Until the 42-48 Mets can get back to .500, it’s probably fool’s gold to get too invested in how close they might get to the lead for the third wild card.
The Mets’ sense of urgency is obviously the ground they have to recover in the second half, but also this: The trade deadline is Aug. 1, leaving team officials with 15 games to figure out a path.
It seems logical that double digits in victories over that stretch might be necessary to justify retaining walk-year players of value (David Robertson and Tommy Pham in particular) instead of trading them.
“I think there’s a lot of things in the last week that are very positive,” Brandon Nimmo said before the Mets departed for the All-Star break on Sunday. “I think there are things that we can look toward in the second half that do mark that we can turn this thing around.”
He was referring to a starting rotation that had begun showing life — Max Scherzer’s clunker in the first-half finale notwithstanding — and working deeper into games. It’s a rotation that is expected to receive a boost with Jose Quintana’s expected return from the injured list next week, giving the left-hander potentially three starts before the trade deadline.
Nimmo is among the few holdovers from the 2019 team that went into the All-Star break 10 games below .500.
Those Mets went 27-10 over the next 5 ½ weeks and managed to stay alive in the wild-card race deep into September, finishing with 86 victories. If there was a third wild-card team in each league that season, the Mets would have reached the postseason.
We have also seen it head in the opposite direction for the Mets: In 2021 they reached the All-Star break 48-40 and leading the NL East by four games.
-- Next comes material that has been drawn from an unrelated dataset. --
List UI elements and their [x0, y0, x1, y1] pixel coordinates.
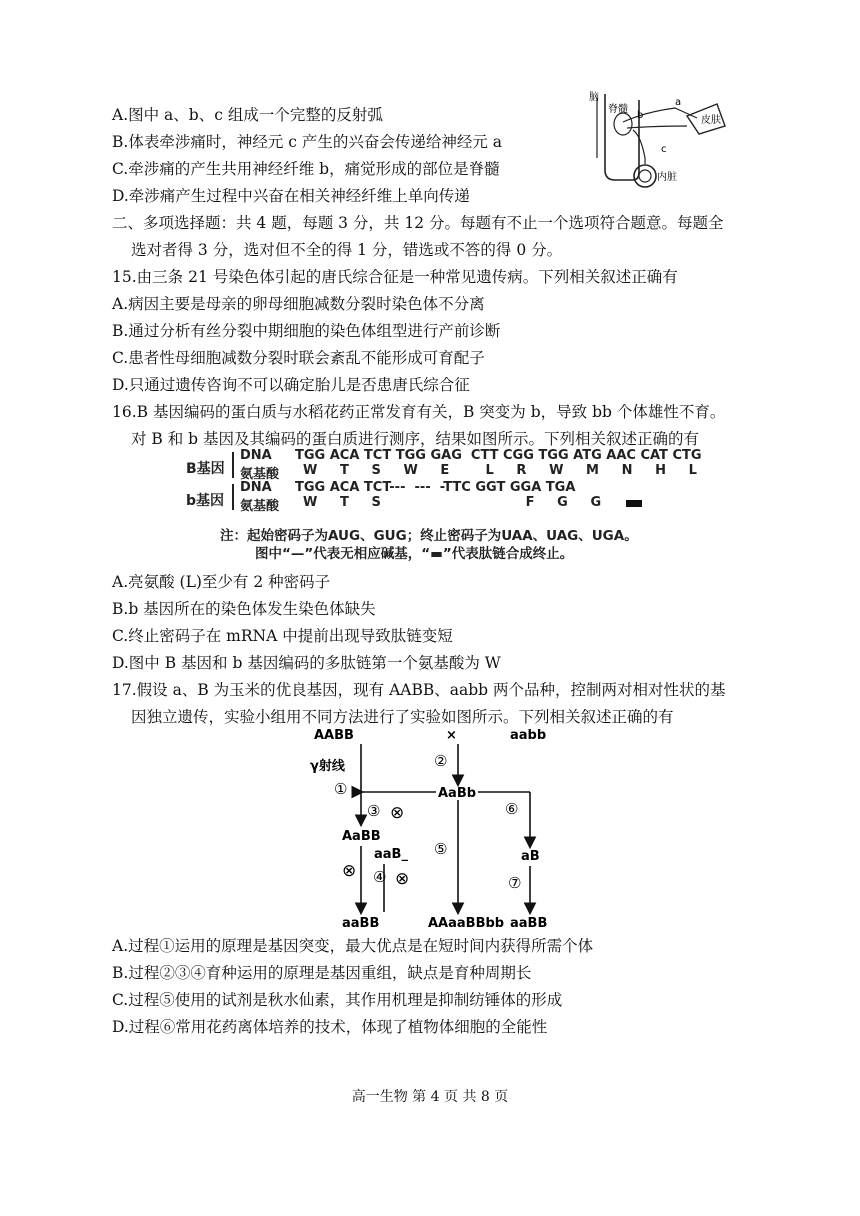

That was a season that ended with 77 victories for the Mets and no playoffs.
These Mets, with a record $364 million payroll, will be regarded as the biggest flop in franchise history if they fall short of the postseason.
What’s the key to this second half?
“The one magic key, there is none,” Buck Showalter said. “You have got to have all different things clicking. If something is not working well, something else picks it up.
“There is no perfect team or perfect player, and that’s why it’s the epitome of a team game and the key is when something is not the way it can be there’s some other phase that picks it up. There’s not one key, there’s about 100, and it’s hard to win games and some days the game makes you think you have got it figured out and some days you don’t think it will ever let you off the deck. Just keep chasing it and it will usually reward you if you stay true to it. Our guys have and they have stayed together, so they are giving themselves a chance to play better as they go forward.”
The Mets are six games below .500, which suggests something other than a good team. If they are better than what their record says they are, now would be the time to continue what they started on July 1 and send Bill Parcells an autographed team photo.